1 Kasım seçimlerinin üzerinden 4 gün geçti ve sandık sonuçlarıyla ilgili yeni değerlendirmeler yapmak gerekiyor.
Seçimin tek kazananı AK Parti, tüm mağlupları muhalefet partileri elbette.
Ancak kimi partiler adeta ezildiler.
Mesela Saadet Partisi…
Şu bir kez daha anlaşıldı ki, AK Parti güç kaybetmedikçe, Saadet Partisi’ne ekmek yok.
İşte 1 Kasım‘da aldıkları yüzde 0,6 oy oranıyla, tarihlerinin en ağır yenilgisini aldı Saadetçiler…
Doğu Perinçek’in Vatan Partisi de, ne yapsa olmuyor.
Perinçek’in, sözde Ermeni soykırımı iddiasını AİHM‘de çürütmesi bile nafile oldu.
Vatan Partisi, yine yüzde 1’i bulamadı.
Neredeyse yayın organları Aydınlık’ın tirajı kadar oy aldılar.
Ya Büyük Birlik Partisi‘ne ne demeli?
Rahmetli Muhsin Yazıcıoğlu’nun kemikleri sızlıyordur.
Asgari ücreti 5 bin liraya çıkarmayı taahhüt eden Haydar Baş‘ın BTP‘si, Ecevit‘in DSP’si ve 60 yıllık çınar Demokrat Parti, 1 Kasım’da da seçim barajının derinliklerinde kaybolup gittiler.
Bu partilerin kaç oy aldığını bilen var mı?
CHP’den ayrılıp Anadolu yollarına düşen Emine Ülker Tarhan‘ın partisi Anadolu Partisi ve ısrarla siyasi faaliyetlerini sürdüren Saadettin Tantan‘ın liderliğini yaptığı Yurt Partisi, bu kez seçime girmedi.
Bağımsızların esamesi bile okunmadı.
Sosyalist partiler, bu seçimde de diğerleri arasına girmekten kurtulamadılar.
Tüm bunlar, Türkiye’de son 13 yıldır aslında sadece 4 partinin olduğunu, diğer partilerinse sadece oy pusulasının boyunu uzattığını ve seçime renk kattığını gösteriyor.
Olsun, demokrasinin zenginliği, çok sesliliğin gerekliliğidir onlar.

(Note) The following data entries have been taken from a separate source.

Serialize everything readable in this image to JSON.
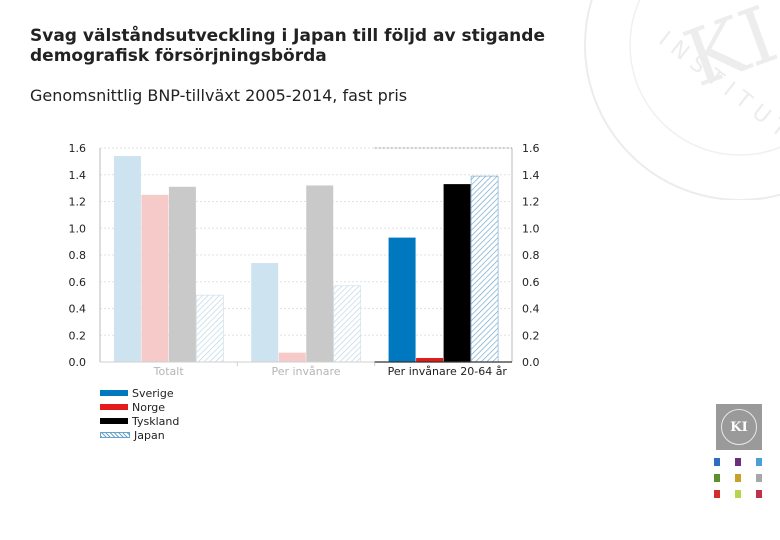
{
  "slide": {
    "title": "Svag välståndsutveckling i Japan till följd av stigande demografisk försörjningsbörda",
    "subtitle": "Genomsnittlig BNP-tillväxt 2005-2014, fast pris"
  },
  "watermark": {
    "text": "INSTITUTET",
    "monogram": "KI"
  },
  "logo": {
    "monogram": "KI"
  },
  "colors": {
    "sverige_light": "#cde3f0",
    "norge_light": "#f7caca",
    "tyskland_light": "#c9c9c9",
    "japan_light": "#b9d4e4",
    "sverige": "#0078c0",
    "norge": "#e41b1b",
    "tyskland": "#000000",
    "japan": "#6aa3c9"
  },
  "chart_data": {
    "type": "bar",
    "categories": [
      "Totalt",
      "Per invånare",
      "Per invånare 20-64 år"
    ],
    "highlighted_category": "Per invånare 20-64 år",
    "series": [
      {
        "name": "Sverige",
        "values": [
          1.54,
          0.74,
          0.93
        ]
      },
      {
        "name": "Norge",
        "values": [
          1.25,
          0.07,
          0.03
        ]
      },
      {
        "name": "Tyskland",
        "values": [
          1.31,
          1.32,
          1.33
        ]
      },
      {
        "name": "Japan",
        "values": [
          0.5,
          0.57,
          1.39
        ]
      }
    ],
    "ylim": [
      0,
      1.6
    ],
    "yticks": [
      "0.0",
      "0.2",
      "0.4",
      "0.6",
      "0.8",
      "1.0",
      "1.2",
      "1.4",
      "1.6"
    ],
    "y_axis_both_sides": true,
    "xlabel": "",
    "ylabel": "",
    "legend_position": "bottom-left",
    "grid": true
  },
  "side_dots": [
    "#2c6fbf",
    "#6a2f7a",
    "#4b9fd5",
    "#5e8f2f",
    "#c8a12a",
    "#a7a7a7",
    "#d42d2d",
    "#b8d44a",
    "#c0304a"
  ]
}
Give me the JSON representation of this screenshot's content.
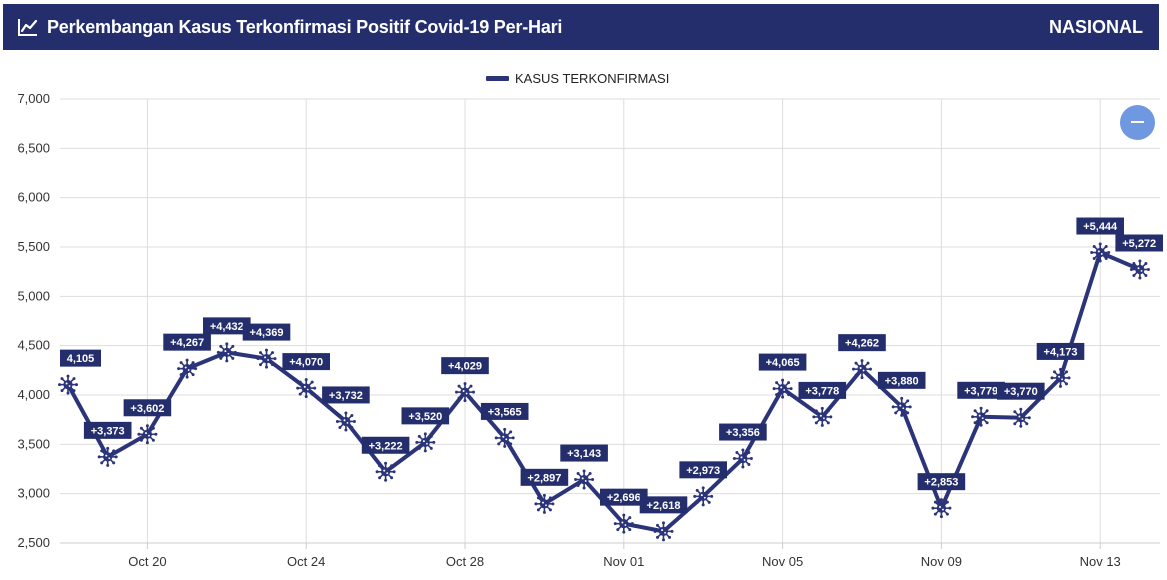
{
  "header": {
    "title": "Perkembangan Kasus Terkonfirmasi Positif Covid-19 Per-Hari",
    "scope": "NASIONAL",
    "icon": "trend-line-icon"
  },
  "colors": {
    "header_bg": "#252e6d",
    "series": "#2b3479",
    "label_bg": "#252e6d",
    "zoom_button": "#6f98e0"
  },
  "zoom_button": {
    "icon": "minus-icon"
  },
  "chart_data": {
    "type": "line",
    "title": "",
    "xlabel": "",
    "ylabel": "",
    "ylim": [
      2500,
      7000
    ],
    "yticks": [
      2500,
      3000,
      3500,
      4000,
      4500,
      5000,
      5500,
      6000,
      6500,
      7000
    ],
    "ytick_labels": [
      "2,500",
      "3,000",
      "3,500",
      "4,000",
      "4,500",
      "5,000",
      "5,500",
      "6,000",
      "6,500",
      "7,000"
    ],
    "x_tick_labels": [
      "Oct 20",
      "Oct 24",
      "Oct 28",
      "Nov 01",
      "Nov 05",
      "Nov 09",
      "Nov 13"
    ],
    "x_tick_index": [
      2,
      6,
      10,
      14,
      18,
      22,
      26
    ],
    "grid": true,
    "legend": {
      "position": "top-center",
      "entries": [
        "KASUS TERKONFIRMASI"
      ]
    },
    "marker": "virus-icon",
    "x": [
      "Oct 18",
      "Oct 19",
      "Oct 20",
      "Oct 21",
      "Oct 22",
      "Oct 23",
      "Oct 24",
      "Oct 25",
      "Oct 26",
      "Oct 27",
      "Oct 28",
      "Oct 29",
      "Oct 30",
      "Oct 31",
      "Nov 01",
      "Nov 02",
      "Nov 03",
      "Nov 04",
      "Nov 05",
      "Nov 06",
      "Nov 07",
      "Nov 08",
      "Nov 09",
      "Nov 10",
      "Nov 11",
      "Nov 12",
      "Nov 13",
      "Nov 14"
    ],
    "series": [
      {
        "name": "KASUS TERKONFIRMASI",
        "values": [
          4105,
          3373,
          3602,
          4267,
          4432,
          4369,
          4070,
          3732,
          3222,
          3520,
          4029,
          3565,
          2897,
          3143,
          2696,
          2618,
          2973,
          3356,
          4065,
          3778,
          4262,
          3880,
          2853,
          3779,
          3770,
          4173,
          5444,
          5272
        ],
        "labels": [
          "4,105",
          "+3,373",
          "+3,602",
          "+4,267",
          "+4,432",
          "+4,369",
          "+4,070",
          "+3,732",
          "+3,222",
          "+3,520",
          "+4,029",
          "+3,565",
          "+2,897",
          "+3,143",
          "+2,696",
          "+2,618",
          "+2,973",
          "+3,356",
          "+4,065",
          "+3,778",
          "+4,262",
          "+3,880",
          "+2,853",
          "+3,779",
          "+3,770",
          "+4,173",
          "+5,444",
          "+5,272"
        ]
      }
    ]
  }
}
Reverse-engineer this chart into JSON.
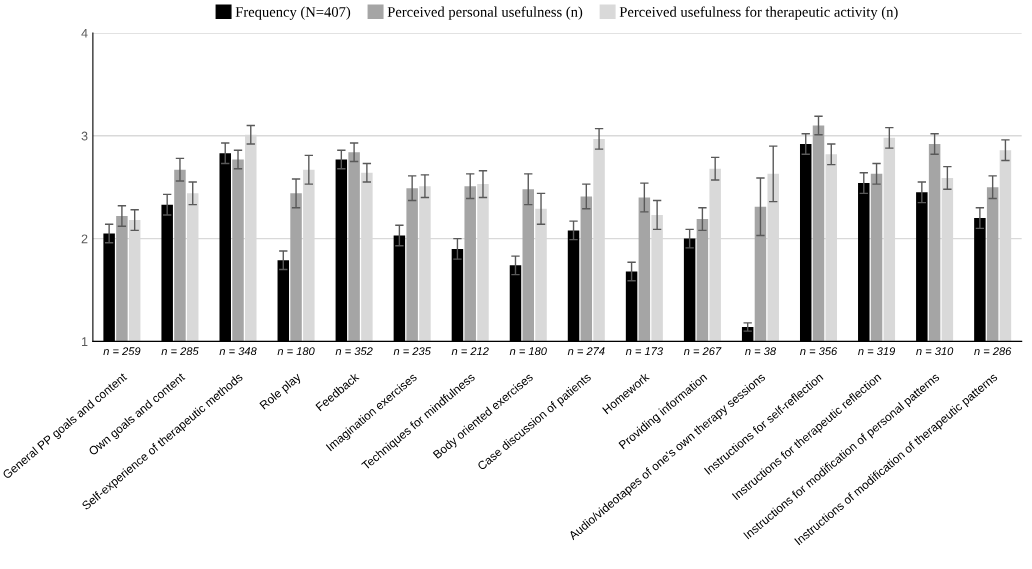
{
  "chart_data": {
    "type": "bar",
    "categories": [
      "General PP goals and content",
      "Own goals and content",
      "Self-experience of therapeutic methods",
      "Role play",
      "Feedback",
      "Imagination exercises",
      "Techniques for mindfulness",
      "Body oriented exercises",
      "Case discussion of patients",
      "Homework",
      "Providing information",
      "Audio/videotapes of one's own therapy sessions",
      "Instructions for self-reflection",
      "Instructions for therapeutic reflection",
      "Instructions for modification of personal patterns",
      "Instructions of modification of therapeutic patterns"
    ],
    "series": [
      {
        "name": "Frequency (N=407)",
        "color": "#000000",
        "values": [
          2.05,
          2.33,
          2.83,
          1.79,
          2.77,
          2.03,
          1.9,
          1.74,
          2.08,
          1.68,
          2.0,
          1.14,
          2.92,
          2.54,
          2.45,
          2.2
        ],
        "errors": [
          0.09,
          0.1,
          0.1,
          0.09,
          0.09,
          0.1,
          0.1,
          0.09,
          0.09,
          0.09,
          0.09,
          0.04,
          0.1,
          0.1,
          0.1,
          0.1
        ]
      },
      {
        "name": "Perceived personal usefulness (n)",
        "color": "#a5a5a5",
        "values": [
          2.22,
          2.67,
          2.77,
          2.44,
          2.84,
          2.49,
          2.51,
          2.48,
          2.41,
          2.4,
          2.19,
          2.31,
          3.1,
          2.63,
          2.92,
          2.5
        ],
        "errors": [
          0.1,
          0.11,
          0.09,
          0.14,
          0.09,
          0.12,
          0.12,
          0.15,
          0.12,
          0.14,
          0.11,
          0.28,
          0.09,
          0.1,
          0.1,
          0.11
        ]
      },
      {
        "name": "Perceived usefulness for therapeutic activity (n)",
        "color": "#d9d9d9",
        "values": [
          2.18,
          2.44,
          3.01,
          2.67,
          2.64,
          2.51,
          2.53,
          2.29,
          2.97,
          2.23,
          2.68,
          2.63,
          2.82,
          2.98,
          2.59,
          2.86
        ],
        "errors": [
          0.1,
          0.11,
          0.09,
          0.14,
          0.09,
          0.11,
          0.13,
          0.15,
          0.1,
          0.14,
          0.11,
          0.27,
          0.1,
          0.1,
          0.11,
          0.1
        ]
      }
    ],
    "annotations": [
      "n = 259",
      "n = 285",
      "n = 348",
      "n = 180",
      "n = 352",
      "n = 235",
      "n = 212",
      "n = 180",
      "n = 274",
      "n = 173",
      "n = 267",
      "n = 38",
      "n = 356",
      "n = 319",
      "n = 310",
      "n = 286"
    ],
    "ylim": [
      1,
      4
    ],
    "yticks": [
      1,
      2,
      3,
      4
    ],
    "grid": "y",
    "legend": "top"
  }
}
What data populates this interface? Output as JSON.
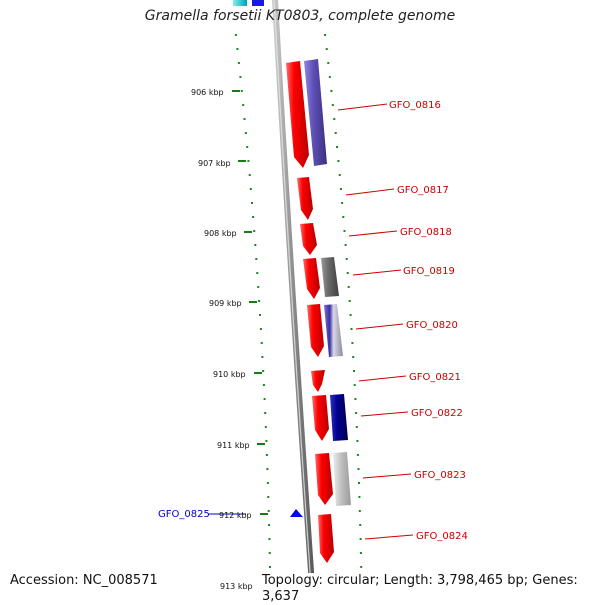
{
  "title": "Gramella forsetii KT0803, complete genome",
  "ticks": [
    {
      "label": "906 kbp"
    },
    {
      "label": "907 kbp"
    },
    {
      "label": "908 kbp"
    },
    {
      "label": "909 kbp"
    },
    {
      "label": "910 kbp"
    },
    {
      "label": "911 kbp"
    },
    {
      "label": "912 kbp"
    },
    {
      "label": "913 kbp"
    }
  ],
  "genes_right": [
    {
      "label": "GFO_0816"
    },
    {
      "label": "GFO_0817"
    },
    {
      "label": "GFO_0818"
    },
    {
      "label": "GFO_0819"
    },
    {
      "label": "GFO_0820"
    },
    {
      "label": "GFO_0821"
    },
    {
      "label": "GFO_0822"
    },
    {
      "label": "GFO_0823"
    },
    {
      "label": "GFO_0824"
    }
  ],
  "gene_left": {
    "label": "GFO_0825"
  },
  "footer": {
    "accession": "Accession: NC_008571",
    "meta": "Topology: circular; Length: 3,798,465 bp; Genes: 3,637"
  },
  "colors": {
    "gene_red": "#ff0000",
    "label_red": "#cc0000",
    "label_blue": "#0000cc",
    "track_green": "#228b22",
    "purple": "#6a5acd",
    "navy": "#00008b",
    "gray": "#6e6e6e",
    "light_gray": "#c8c8c8",
    "blue_arrow": "#0000ff"
  }
}
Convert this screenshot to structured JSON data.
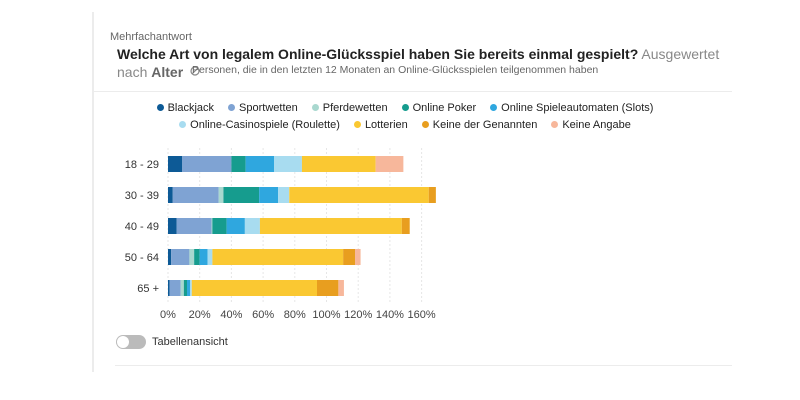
{
  "header": {
    "overline": "Mehrfachantwort",
    "question": "Welche Art von legalem Online-Glücksspiel haben Sie bereits einmal gespielt?",
    "evaluated_prefix": "Ausgewertet nach",
    "evaluated_by": "Alter",
    "population": "Personen, die in den letzten 12 Monaten an Online-Glücksspielen teilgenommen haben"
  },
  "toggle": {
    "label": "Tabellenansicht"
  },
  "chart_data": {
    "type": "bar",
    "orientation": "horizontal",
    "stacked": true,
    "categories": [
      "18 - 29",
      "30 - 39",
      "40 - 49",
      "50 - 64",
      "65 +"
    ],
    "series": [
      {
        "name": "Blackjack",
        "color": "#0d5a96",
        "values": [
          9,
          3,
          5.5,
          2,
          1
        ]
      },
      {
        "name": "Sportwetten",
        "color": "#7fa3d3",
        "values": [
          31,
          29,
          22,
          11.5,
          7
        ]
      },
      {
        "name": "Pferdewetten",
        "color": "#a9d8cf",
        "values": [
          0,
          3,
          0.5,
          3,
          2
        ]
      },
      {
        "name": "Online Poker",
        "color": "#169c8e",
        "values": [
          9,
          22.5,
          9,
          3.5,
          2
        ]
      },
      {
        "name": "Online Spieleautomaten (Slots)",
        "color": "#2fa7df",
        "values": [
          18,
          12,
          11.5,
          5,
          2
        ]
      },
      {
        "name": "Online-Casinospiele (Roulette)",
        "color": "#a8dcf0",
        "values": [
          17.5,
          7,
          9.5,
          3,
          1
        ]
      },
      {
        "name": "Lotterien",
        "color": "#fac832",
        "values": [
          46.5,
          88,
          89.5,
          82.5,
          79
        ]
      },
      {
        "name": "Keine der Genannten",
        "color": "#e89e1f",
        "values": [
          0,
          4.5,
          5,
          7.5,
          13.5
        ]
      },
      {
        "name": "Keine Angabe",
        "color": "#f7b79b",
        "values": [
          17.5,
          0,
          0,
          3.5,
          3.5
        ]
      }
    ],
    "xlim": [
      0,
      170
    ],
    "xticks": [
      0,
      20,
      40,
      60,
      80,
      100,
      120,
      140,
      160
    ],
    "xtick_labels": [
      "0%",
      "20%",
      "40%",
      "60%",
      "80%",
      "100%",
      "120%",
      "140%",
      "160%"
    ],
    "legend_position": "top-center",
    "grid": "vertical"
  }
}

Tüm imkansızlıklara rağmen, mücadeleyi bırakmamalarınaysa şapka çıkarmalı.
Bu kez adaylar da etkili oldu
1 Kasım sonuçlarının kendine özgü yönleri var.
Adayların sonuçlar üzerindeki etkisinin bir hayli sınırlı olduğu, bilimsel araştırmalarla ortaya çıkan bir gerçek.
Ancak bu seçimde, AK Parti’nin bazı illerde adaylarını değiştirmesinin sonuçlar üzerinde hatırı sayılır oranda etkisi olduğu görüldü.
AK Parti, Doğu ve Güneydoğu illerinde köklü bir aday değişimine gitti ve değişimin sonucunu da aldı.
Diyarbakır’da Galip Ensarioğlu‘nu liste başı yapıp, revizyona gittiler.
Böylelikle, hem oy sayısı hem de milletvekili sayılarını artırdılar.
Şanlıurfa‘daysa Faruk Çelik‘in liste başı olmasıyla tam 3 milletvekili fazla çıkardılar.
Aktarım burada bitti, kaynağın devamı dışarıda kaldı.